To illustrate why, Lerchen sketches the structure of a conjugate: antibody – linker – drug. Each of the three components of the conjugate presents chemical and biological challenges. As lung tumor cells have a different surface structure than those of breast cancer cells, the researchers have to adjust their antibodies accordingly, while taking care to ensure that the payload of the linker and the active ingredient do not impair the antibody’s ability to dock onto the target. So it is a complex matter. But that’s not all. The linker-drug chemistry that Lerchen and his team are developing must meet two critical demands. The linker, as the element that connects the antibody and the active ingredient, must remain stable in the blood circulation, as otherwise the cell toxin could be released too soon. At the same time, however, it must be able to be cleaved later inside the lysosomes within the tumor cells so that the cell toxin can exert its action there.
I’m a keen chemist, but what I find even more fascinating is understanding the biological processes and intervening in
them with chemical molecules.
It is a very fine line and the solution can be completely different in two different ADCs depending on the type of tumor and the target in question – every new conjugate is so to speak custom-made.
Lerchen explains such complex issues vividly and patiently, which may also be a testament to his old chemistry teacher, of whom the 57-year-old has fond memories. “He was the one who inspired me to go into chemistry. And my parents always supported this path, which began when we set up a chemistry laboratory in our basement,” says Lerchen. What fascinated him then and continues to fascinate him to this day? “Encountering new things. Discovering something that nobody has ever done before and that will help mankind.” The conventional academic career of a university professor was something that the native of Germany’s Rhineland area was reluctant to pursue. He took a deliberate decision to work in industry, “because here we work on projects that are more likely to benefit the patients in the end.” The intermeshing of different disciplines and close collaboration with experts from different areas of expertise is what he likes best about his job. “I’m a keen chemist, but what I find even more fascinating is understanding the biological processes and intervening in them with chemical molecules.” Lerchen has been conducting research at Bayer since 1988.

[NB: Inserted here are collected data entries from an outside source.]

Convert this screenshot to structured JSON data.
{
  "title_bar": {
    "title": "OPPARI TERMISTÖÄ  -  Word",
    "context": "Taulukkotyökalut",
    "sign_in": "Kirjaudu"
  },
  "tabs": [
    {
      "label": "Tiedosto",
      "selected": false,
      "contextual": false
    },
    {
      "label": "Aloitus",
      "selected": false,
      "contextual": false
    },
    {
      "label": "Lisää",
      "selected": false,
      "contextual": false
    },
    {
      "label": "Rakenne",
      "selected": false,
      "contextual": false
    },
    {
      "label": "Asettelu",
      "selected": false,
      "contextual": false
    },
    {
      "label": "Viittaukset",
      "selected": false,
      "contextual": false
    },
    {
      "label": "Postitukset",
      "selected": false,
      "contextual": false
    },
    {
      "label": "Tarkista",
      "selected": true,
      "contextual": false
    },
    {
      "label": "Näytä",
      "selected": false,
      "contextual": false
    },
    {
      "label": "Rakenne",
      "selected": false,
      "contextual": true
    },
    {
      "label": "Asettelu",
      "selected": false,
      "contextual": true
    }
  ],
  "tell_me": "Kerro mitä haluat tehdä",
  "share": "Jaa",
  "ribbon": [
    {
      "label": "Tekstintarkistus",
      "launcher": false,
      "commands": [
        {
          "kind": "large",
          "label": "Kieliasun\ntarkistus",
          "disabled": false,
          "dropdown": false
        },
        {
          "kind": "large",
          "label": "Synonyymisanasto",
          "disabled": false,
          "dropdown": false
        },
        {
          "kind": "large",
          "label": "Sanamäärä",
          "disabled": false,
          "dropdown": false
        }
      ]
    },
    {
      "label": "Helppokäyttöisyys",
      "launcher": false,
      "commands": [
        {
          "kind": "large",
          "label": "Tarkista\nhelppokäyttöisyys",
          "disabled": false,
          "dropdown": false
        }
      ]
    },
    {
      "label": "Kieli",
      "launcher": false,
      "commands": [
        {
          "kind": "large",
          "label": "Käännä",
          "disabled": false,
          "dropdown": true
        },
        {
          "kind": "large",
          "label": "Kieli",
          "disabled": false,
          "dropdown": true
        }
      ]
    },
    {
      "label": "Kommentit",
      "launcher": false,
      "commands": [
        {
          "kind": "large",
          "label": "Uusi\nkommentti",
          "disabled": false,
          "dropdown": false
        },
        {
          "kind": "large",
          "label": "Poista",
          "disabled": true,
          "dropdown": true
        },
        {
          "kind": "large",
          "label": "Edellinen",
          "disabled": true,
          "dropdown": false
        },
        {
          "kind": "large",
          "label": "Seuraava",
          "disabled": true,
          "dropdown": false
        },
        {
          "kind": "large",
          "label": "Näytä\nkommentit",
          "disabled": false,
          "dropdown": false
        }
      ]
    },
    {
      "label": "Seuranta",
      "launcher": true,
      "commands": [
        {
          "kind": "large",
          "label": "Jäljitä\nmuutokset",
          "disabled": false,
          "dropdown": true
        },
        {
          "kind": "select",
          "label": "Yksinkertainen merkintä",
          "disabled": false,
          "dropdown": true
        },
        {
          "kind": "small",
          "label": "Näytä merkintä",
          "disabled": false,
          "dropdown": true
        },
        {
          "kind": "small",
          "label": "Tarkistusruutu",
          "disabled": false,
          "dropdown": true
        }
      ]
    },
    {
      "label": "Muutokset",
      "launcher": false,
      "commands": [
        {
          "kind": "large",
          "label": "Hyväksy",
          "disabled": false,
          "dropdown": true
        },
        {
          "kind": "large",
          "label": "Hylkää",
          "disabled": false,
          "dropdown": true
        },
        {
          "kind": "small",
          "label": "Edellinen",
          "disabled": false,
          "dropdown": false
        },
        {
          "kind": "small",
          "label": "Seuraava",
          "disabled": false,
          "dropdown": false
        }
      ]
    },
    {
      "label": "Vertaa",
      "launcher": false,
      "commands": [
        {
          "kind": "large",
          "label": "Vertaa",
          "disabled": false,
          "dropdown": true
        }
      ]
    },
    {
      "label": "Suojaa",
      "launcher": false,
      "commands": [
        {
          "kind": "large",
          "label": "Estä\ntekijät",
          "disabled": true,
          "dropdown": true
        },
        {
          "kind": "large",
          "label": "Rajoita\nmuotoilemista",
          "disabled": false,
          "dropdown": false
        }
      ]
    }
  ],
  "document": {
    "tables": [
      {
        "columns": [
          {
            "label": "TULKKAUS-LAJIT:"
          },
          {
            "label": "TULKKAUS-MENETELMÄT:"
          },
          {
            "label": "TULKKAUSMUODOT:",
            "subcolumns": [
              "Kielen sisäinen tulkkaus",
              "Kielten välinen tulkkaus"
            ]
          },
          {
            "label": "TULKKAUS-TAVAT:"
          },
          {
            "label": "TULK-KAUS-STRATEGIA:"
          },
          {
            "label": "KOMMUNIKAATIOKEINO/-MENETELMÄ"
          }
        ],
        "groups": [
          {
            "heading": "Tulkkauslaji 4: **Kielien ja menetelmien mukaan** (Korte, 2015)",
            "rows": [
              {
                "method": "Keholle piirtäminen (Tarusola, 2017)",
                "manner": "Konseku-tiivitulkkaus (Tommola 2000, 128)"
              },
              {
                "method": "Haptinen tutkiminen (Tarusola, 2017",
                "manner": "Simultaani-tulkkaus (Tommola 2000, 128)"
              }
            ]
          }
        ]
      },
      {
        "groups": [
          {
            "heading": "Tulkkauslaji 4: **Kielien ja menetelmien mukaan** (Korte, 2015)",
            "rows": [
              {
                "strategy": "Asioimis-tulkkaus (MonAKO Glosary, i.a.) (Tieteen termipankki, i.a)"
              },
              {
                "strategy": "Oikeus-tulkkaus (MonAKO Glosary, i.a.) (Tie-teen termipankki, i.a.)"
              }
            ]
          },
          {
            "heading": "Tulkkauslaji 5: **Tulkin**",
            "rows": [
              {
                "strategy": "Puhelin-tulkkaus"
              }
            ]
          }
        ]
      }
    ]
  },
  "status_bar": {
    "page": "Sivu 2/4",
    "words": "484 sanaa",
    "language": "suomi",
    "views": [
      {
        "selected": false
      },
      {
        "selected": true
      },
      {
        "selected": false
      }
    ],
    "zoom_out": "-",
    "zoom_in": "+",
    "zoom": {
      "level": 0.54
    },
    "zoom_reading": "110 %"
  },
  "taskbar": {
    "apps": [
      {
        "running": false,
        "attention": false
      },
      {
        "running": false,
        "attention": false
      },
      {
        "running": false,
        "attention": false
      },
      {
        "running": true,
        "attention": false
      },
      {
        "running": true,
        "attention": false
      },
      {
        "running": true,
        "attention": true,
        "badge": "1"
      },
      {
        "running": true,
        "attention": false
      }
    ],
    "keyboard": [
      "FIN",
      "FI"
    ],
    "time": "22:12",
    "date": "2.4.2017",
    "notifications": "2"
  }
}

It will take some time until the most recent projects by Lerchen and his colleagues are ready to be marketed. Their ADC projects are all at different stages of development. Research in this complex field is fraught with setbacks. “A relaxed attitude, a degree of enjoyment and team spirit can make all the difference in this job,” says Lerchen. His unshakable optimism – another essential asset! – is founded on the support he receives from his family and from his belief. The father of four and family man also finds relaxation in sport - he used to play handball, and now cycles and skis, and also plays in a soccer team for fun. His favorite soccer team is FC Cologne. “So I’m used to setbacks,” he laughs, although his team delivered plenty of reason for optimism last season. And when things aren’t going so well in the soccer stadium or the laboratory, he can always hold on to the Rhinelander’s motto: “Et hätt noch emmer joot jejange,” which translates roughly as “It has always worked out in the end.”